We are urgently looking for a master in biomedical or mechanical engineering to fill the research position 'Brain tissue characterization and modeling - determining head injury thresholds'. As part of a Marie-Curie International Training Network Program, this research project will define an experimentally substantiated and numerically verified threshold for head injury, in mechanically quantifiable terms. This threshold can be used in the design requirements of new protective headgear.

Description of research unit

This research project is part of a Marie-Curie International Training Network, HEADS (Head protection: a European training network for Advanced Designs in Safety), with UC Dublin, KTH Stockholm and KU Leuven as academic partners, and Charles Owen, Lazer Sport and AGV as industrial partners. This research will be headquartered at KU Leuven, Belgium, more specifically in the Head Impact Biomechanics group. This is an interdisciplinary research group at KU Leuven on Head Impact Biomechanics, currently consisting of 10 scientists from the Biomechanics Section of the Mechanical Engineering Department, the Materials Science Department and Neurosurgery Department.

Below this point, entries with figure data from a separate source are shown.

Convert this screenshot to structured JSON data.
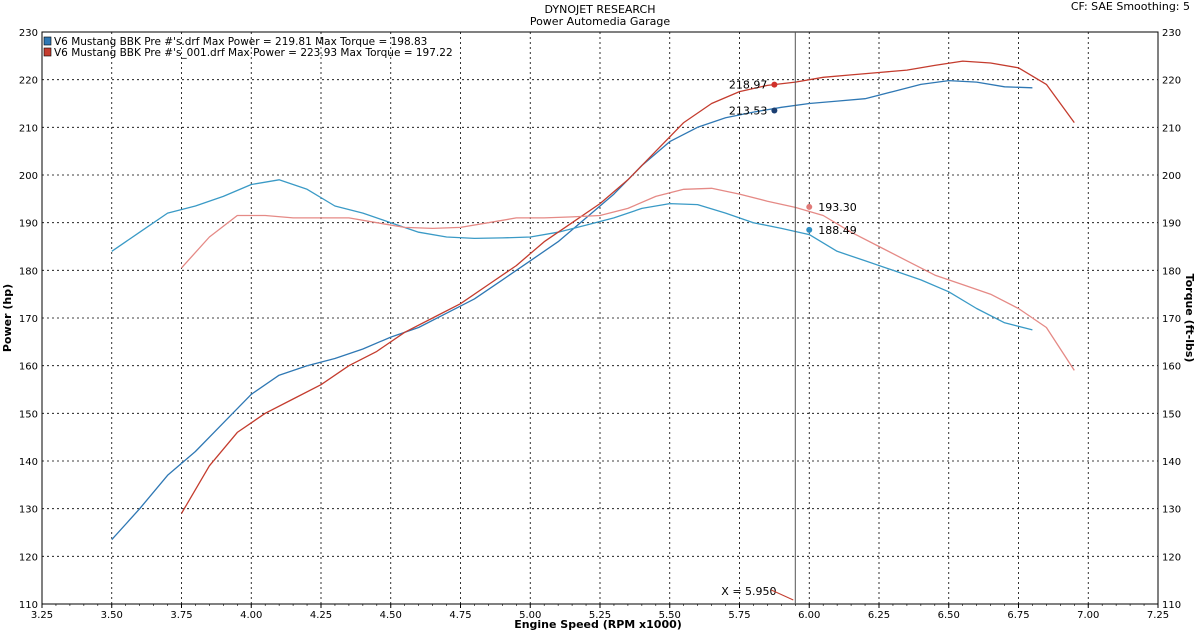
{
  "header": {
    "title": "DYNOJET RESEARCH",
    "subtitle": "Power Automedia Garage",
    "cf_info": "CF: SAE  Smoothing: 5"
  },
  "colors": {
    "run1_power": "#2f78b4",
    "run1_torque": "#3a9ac6",
    "run2_power": "#c43c2e",
    "run2_torque": "#e58a86",
    "grid": "#000000",
    "cursor": "#555555",
    "marker_dark_blue": "#1b3f72",
    "marker_blue": "#2f8fc4",
    "marker_red": "#d0302a",
    "marker_pink": "#e07a78"
  },
  "chart_data": {
    "type": "line",
    "xlabel": "Engine Speed (RPM x1000)",
    "ylabel": "Power (hp)",
    "y2label": "Torque (ft-lbs)",
    "xlim": [
      3.25,
      7.25
    ],
    "ylim": [
      110,
      230
    ],
    "y2lim": [
      110,
      230
    ],
    "x_ticks": [
      "3.25",
      "3.50",
      "3.75",
      "4.00",
      "4.25",
      "4.50",
      "4.75",
      "5.00",
      "5.25",
      "5.50",
      "5.75",
      "6.00",
      "6.25",
      "6.50",
      "6.75",
      "7.00",
      "7.25"
    ],
    "y_ticks": [
      "110",
      "120",
      "130",
      "140",
      "150",
      "160",
      "170",
      "180",
      "190",
      "200",
      "210",
      "220",
      "230"
    ],
    "grid": true,
    "legend": [
      {
        "swatch": "#2f78b4",
        "label": "V6 Mustang BBK Pre #'s.drf Max Power = 219.81    Max Torque = 198.83"
      },
      {
        "swatch": "#c43c2e",
        "label": "V6 Mustang BBK Pre #'s_001.drf Max Power = 223.93    Max Torque = 197.22"
      }
    ],
    "legend_position": "top-left",
    "cursor": {
      "x": 5.95,
      "label": "X = 5.950"
    },
    "series": [
      {
        "key": "run1_power",
        "axis": "left",
        "x": [
          3.5,
          3.6,
          3.7,
          3.8,
          3.9,
          4.0,
          4.1,
          4.2,
          4.3,
          4.4,
          4.5,
          4.6,
          4.7,
          4.8,
          4.9,
          5.0,
          5.1,
          5.2,
          5.3,
          5.4,
          5.5,
          5.6,
          5.7,
          5.8,
          5.9,
          6.0,
          6.1,
          6.2,
          6.3,
          6.4,
          6.5,
          6.6,
          6.7,
          6.8
        ],
        "values": [
          123.5,
          130,
          137,
          142,
          148,
          154,
          158,
          160,
          161.5,
          163.5,
          166,
          168,
          171,
          174,
          178,
          182,
          186,
          191,
          196,
          202,
          207,
          210,
          212,
          213.2,
          214.2,
          215,
          215.5,
          216,
          217.5,
          219,
          219.8,
          219.5,
          218.5,
          218.3
        ]
      },
      {
        "key": "run1_torque",
        "axis": "right",
        "x": [
          3.5,
          3.6,
          3.7,
          3.8,
          3.9,
          4.0,
          4.1,
          4.2,
          4.3,
          4.4,
          4.5,
          4.6,
          4.7,
          4.8,
          4.9,
          5.0,
          5.1,
          5.2,
          5.3,
          5.4,
          5.5,
          5.6,
          5.7,
          5.8,
          5.9,
          6.0,
          6.1,
          6.2,
          6.3,
          6.4,
          6.5,
          6.6,
          6.7,
          6.8
        ],
        "values": [
          184,
          188,
          192,
          193.5,
          195.5,
          198,
          199,
          197,
          193.5,
          192,
          190,
          188,
          187,
          186.7,
          186.8,
          187,
          188,
          189.5,
          191,
          193,
          194,
          193.8,
          192,
          190,
          188.8,
          187.5,
          184,
          182,
          180,
          178,
          175.5,
          172,
          169,
          167.5
        ]
      },
      {
        "key": "run2_power",
        "axis": "left",
        "x": [
          3.75,
          3.85,
          3.95,
          4.05,
          4.15,
          4.25,
          4.35,
          4.45,
          4.55,
          4.65,
          4.75,
          4.85,
          4.95,
          5.05,
          5.15,
          5.25,
          5.35,
          5.45,
          5.55,
          5.65,
          5.75,
          5.85,
          5.95,
          6.05,
          6.15,
          6.25,
          6.35,
          6.45,
          6.55,
          6.65,
          6.75,
          6.85,
          6.95
        ],
        "values": [
          129,
          139,
          146,
          150,
          153,
          156,
          160,
          163,
          167,
          170,
          173,
          177,
          181,
          186,
          190,
          194,
          199,
          205,
          211,
          215,
          217.5,
          218.8,
          219.5,
          220.5,
          221,
          221.5,
          222,
          223,
          223.9,
          223.5,
          222.5,
          219,
          211
        ]
      },
      {
        "key": "run2_torque",
        "axis": "right",
        "x": [
          3.75,
          3.85,
          3.95,
          4.05,
          4.15,
          4.25,
          4.35,
          4.45,
          4.55,
          4.65,
          4.75,
          4.85,
          4.95,
          5.05,
          5.15,
          5.25,
          5.35,
          5.45,
          5.55,
          5.65,
          5.75,
          5.85,
          5.95,
          6.05,
          6.15,
          6.25,
          6.35,
          6.45,
          6.55,
          6.65,
          6.75,
          6.85,
          6.95
        ],
        "values": [
          180.5,
          187,
          191.5,
          191.5,
          191,
          191,
          191,
          190,
          189,
          188.8,
          189,
          190,
          191,
          191,
          191.2,
          191.5,
          193,
          195.5,
          197,
          197.2,
          196,
          194.5,
          193.2,
          191.5,
          188,
          185,
          182,
          179,
          177,
          175,
          172,
          168,
          159
        ]
      }
    ],
    "cursor_markers": [
      {
        "x": 5.875,
        "y": 218.97,
        "label": "218.97",
        "color_key": "marker_red",
        "side": "left"
      },
      {
        "x": 5.875,
        "y": 213.53,
        "label": "213.53",
        "color_key": "marker_dark_blue",
        "side": "left"
      },
      {
        "x": 6.0,
        "y": 193.3,
        "label": "193.30",
        "color_key": "marker_pink",
        "side": "right"
      },
      {
        "x": 6.0,
        "y": 188.49,
        "label": "188.49",
        "color_key": "marker_blue",
        "side": "right"
      }
    ]
  }
}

Contusions can develop into massive hemorrhages and are the cause of about 2/3 of Acute Subdural Hematomas. Most brain contusions arise at the base of the frontal and temporal lobes and that the frontal and temporal contusions tend to show a symmetrical distribution after impacts in the sagittal plane. A quasi-static MR study on human volunteers performed at KU Leuven showed that head motion in the sagittal plane results in an up and down motion of the frontal and temporal lobes. The nature of the relative brain-skull motion after occipital head impacts was previously also confirmed by means of cadaver experiments. These findings, in conjunction with data from animal contusion models, indicate that compressive stresses developed in the cortex, secondary to the up and down beating on the skull base, are the causative mechanism for the typical frontotemporal contusions. If tissue level failure criteria were known for the cerebral cortex in terms of critical compressive stress, it could be possible to investigate critical head rotational acceleration levels for different pulse durations and acceleration directions using the head finite element modeling expertise acquired in our previous research. The quality of finite element predictions depends on accurate material definitions used for all components. While the material properties of bone, cerebrospinal fluid and bridging veins were already investigated, the difficulty remains of conflicting data in brain material properties proposed in literature.


The scientific goal of HEADS is to improve the understanding of head impact injury and to design new helmet standard test methods that recognise the influence of rotational kinematics. This will lead to improved helmets and a reduction in the severity of injuries and the numbers of fatalities. This objective will be achieved through a combination of computational simulations of real-life accidents, experimental and computational investigation of injury thresholds, and design of new helmet certification tests.
In this research project specifically, the goal is to establish an experimentally substantiated and numerically verified threshold for head injury, in mechanically quantifiable terms. This threshold can be used in the design requirements of new protective headgear.
Experimental work is foreseen to provide sufficient data to establish a refined constitutive model for brain tissue and to provide input into a head injury threshold. First, experimental assessment of brain mechanical behavior under different loading conditions (compression, tension, and shear) for mature brains and immature brains of different ages will be performed in an animal model. This will be combined with morphological observations made through histological investigations, in order to achieve a complete structural characterization of brain parenchyma. Second, different levels of controlled cortical impacts in terms of indention, velocity and resulting compressive stress will be related to the histopathological findings in terms of contusion occurrence after sacrificing the animals. Third, the results of the two previous tasks will be integrated into a tolerance criterion for cerebral brain contusions, with the aid of finite element modeling. This will yield an improved insight into the mechanogenesis of frontotemporal contusions and maybe into an (age-specific) contusion tolerance criterion provided animals of different ages will be tested.


Master in Biomedical Engineering, Mechanical Engineering or equivalent, preferably with a biomechanics background. Knowledge of continuum mechanics, finite element modeling and material property characterization is considered a plus.
The candidate cannot have resided in Belgium for more than 12 months in the last 3 years prior to the start of the position.
KU Leuven is an equal opportunity employer.


2 years of funding are currently guaranteed. Further funding to complete a 4 year PhD is currently actively being applied for.

The researcher is offered a 2 (+2) year highly specialised research training, making the candidate an expert in head impact biomechanics and helmet design technologies as well as being aware of commercialisable market opportunities. The researcher will work in world-class facilities with highly qualified experts, and will benefit from the training scheme developed based on the expertise of academic and industrial partners. This project will reach a new level of understanding of head injury and how head injury should be prevented, with directly applicable results to European industry. It will develop a well-networked group of young engineers and scientists into world class researchers and innovators with numerous career paths open to them, who will advance technology for the benefit of society and maintain Europe as a global leader in industrial development.